ECE2006 Poster Presentations Diabetes, metabolism and cardiovascular (174 abstracts)
1Guys and St Thomas Hospital, London, United Kingdom; 2North durham University Hospital, Durham, United Kingdom; 3Kent and Canterbury Hospital, Canterbury, United Kingdom.
Introduction: Insulin is widely used in Type 2 patients to control the blood sugar when the oral hypoglycaemic agents fail. This is a case report of a type 2 diabetes patient who developed Myocardial Infarction after factitious hypoglycaemia with insulin.

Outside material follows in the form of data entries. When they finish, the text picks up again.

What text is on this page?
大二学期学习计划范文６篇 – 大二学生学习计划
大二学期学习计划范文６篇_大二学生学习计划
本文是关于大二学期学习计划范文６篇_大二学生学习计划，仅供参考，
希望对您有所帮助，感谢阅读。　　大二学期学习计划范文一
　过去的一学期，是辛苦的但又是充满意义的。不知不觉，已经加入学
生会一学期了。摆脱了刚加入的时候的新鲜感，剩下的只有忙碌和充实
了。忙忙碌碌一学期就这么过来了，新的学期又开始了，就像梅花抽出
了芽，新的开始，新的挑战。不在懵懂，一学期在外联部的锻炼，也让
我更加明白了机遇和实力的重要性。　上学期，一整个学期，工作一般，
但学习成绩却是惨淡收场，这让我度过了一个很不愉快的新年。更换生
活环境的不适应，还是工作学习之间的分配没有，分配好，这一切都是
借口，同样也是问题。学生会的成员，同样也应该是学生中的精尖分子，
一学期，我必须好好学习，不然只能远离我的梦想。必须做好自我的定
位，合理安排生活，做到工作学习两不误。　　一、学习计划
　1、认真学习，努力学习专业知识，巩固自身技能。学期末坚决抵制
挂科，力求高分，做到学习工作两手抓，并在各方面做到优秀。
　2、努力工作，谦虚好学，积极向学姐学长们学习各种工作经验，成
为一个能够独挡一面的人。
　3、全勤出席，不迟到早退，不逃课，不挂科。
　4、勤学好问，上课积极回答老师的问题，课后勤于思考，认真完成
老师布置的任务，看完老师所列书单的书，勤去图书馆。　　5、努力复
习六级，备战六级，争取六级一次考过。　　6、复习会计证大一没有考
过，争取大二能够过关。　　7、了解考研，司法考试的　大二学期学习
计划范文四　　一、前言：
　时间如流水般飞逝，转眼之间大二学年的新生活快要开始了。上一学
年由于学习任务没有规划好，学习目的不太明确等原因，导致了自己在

Case report: A 64-year-old gentleman with known Ischaemic Heart Disease was treated with insulin (Mixtard 30) and metformin for his type 2 diabetes. He presented to diabetes Specialist nurse with persistent hypoglycaemia. His insulin dose was initially reduced and eventually stopped. As he continued to have hypoglycaemia even after the insulin was stopped he was investigated as inpatient. Blood tests done as inpatient were as follows, blood sugar- 1.9 mmols/L, Insulin 158 Iunits/L and C-peptide - <9 Units/litre. This confirms that he has factitious hypoglycaemia. On confrontation he confessed that he has given himself excess of insulin. He was managed with oral hypoglycaemic agents and counselling was offered.

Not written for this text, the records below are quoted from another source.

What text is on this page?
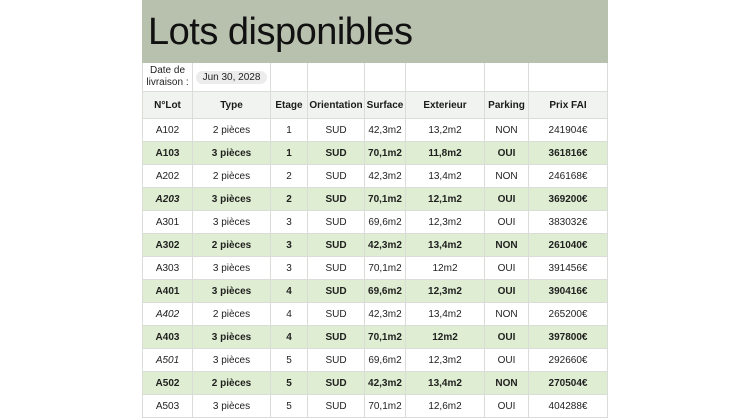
Lots disponibles
Date de livraison :	Jun 30, 2028						
N°Lot	Type	Etage	Orientation	Surface	Exterieur	Parking	Prix FAI
A102	2 pièces	1	SUD	42,3m2	13,2m2	NON	241904€
A103	3 pièces	1	SUD	70,1m2	11,8m2	OUI	361816€
A202	2 pièces	2	SUD	42,3m2	13,4m2	NON	246168€
A203	3 pièces	2	SUD	70,1m2	12,1m2	OUI	369200€
A301	3 pièces	3	SUD	69,6m2	12,3m2	OUI	383032€
A302	2 pièces	3	SUD	42,3m2	13,4m2	NON	261040€
A303	3 pièces	3	SUD	70,1m2	12m2	OUI	391456€
A401	3 pièces	4	SUD	69,6m2	12,3m2	OUI	390416€
A402	2 pièces	4	SUD	42,3m2	13,4m2	NON	265200€
A403	3 pièces	4	SUD	70,1m2	12m2	OUI	397800€
A501	3 pièces	5	SUD	69,6m2	12,3m2	OUI	292660€
A502	2 pièces	5	SUD	42,3m2	13,4m2	NON	270504€
A503	3 pièces	5	SUD	70,1m2	12,6m2	OUI	404288€
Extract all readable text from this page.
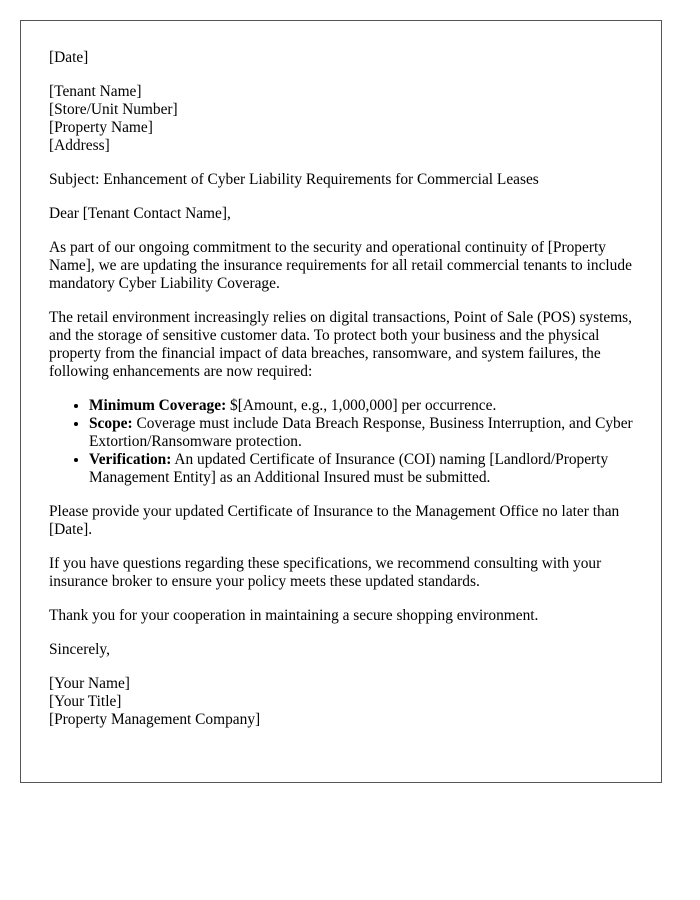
[Date]

[Tenant Name]
[Store/Unit Number]
[Property Name]
[Address]

Subject: Enhancement of Cyber Liability Requirements for Commercial Leases

Dear [Tenant Contact Name],

As part of our ongoing commitment to the security and operational continuity of [Property Name], we are updating the insurance requirements for all retail commercial tenants to include mandatory Cyber Liability Coverage.

The retail environment increasingly relies on digital transactions, Point of Sale (POS) systems, and the storage of sensitive customer data. To protect both your business and the physical property from the financial impact of data breaches, ransomware, and system failures, the following enhancements are now required:

• Minimum Coverage: $[Amount, e.g., 1,000,000] per occurrence.
• Scope: Coverage must include Data Breach Response, Business Interruption, and Cyber Extortion/Ransomware protection.
• Verification: An updated Certificate of Insurance (COI) naming [Landlord/Property Management Entity] as an Additional Insured must be submitted.

Please provide your updated Certificate of Insurance to the Management Office no later than [Date].

If you have questions regarding these specifications, we recommend consulting with your insurance broker to ensure your policy meets these updated standards.

Thank you for your cooperation in maintaining a secure shopping environment.

Sincerely,

[Your Name]
[Your Title]
[Property Management Company]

As his blood sugars were high in the subsequent weeks, he was restarted on Insulin again. He presented 4 weeks later with chest pain and symptoms of hypoglycaemia. ECG and Troponin showed that he had Acute Myocardial infarction. His insulin, c-peptide and blood sugar repeated again, confirmed that he has taken excess of insulin again. The insulin was stopped completely and was started on sulphonylurea with referral to psychiatrist for counselling.
Conclusion: Hypoglycaemia can increase myocardial workload by sympathetic drive, it has also been hypothesised that hypoglycaemia can lead to coronary artery spasm. These can lead to acute myocardial infarction. So prolonged severe hypoglycaemia should be avoided in high-risk patients.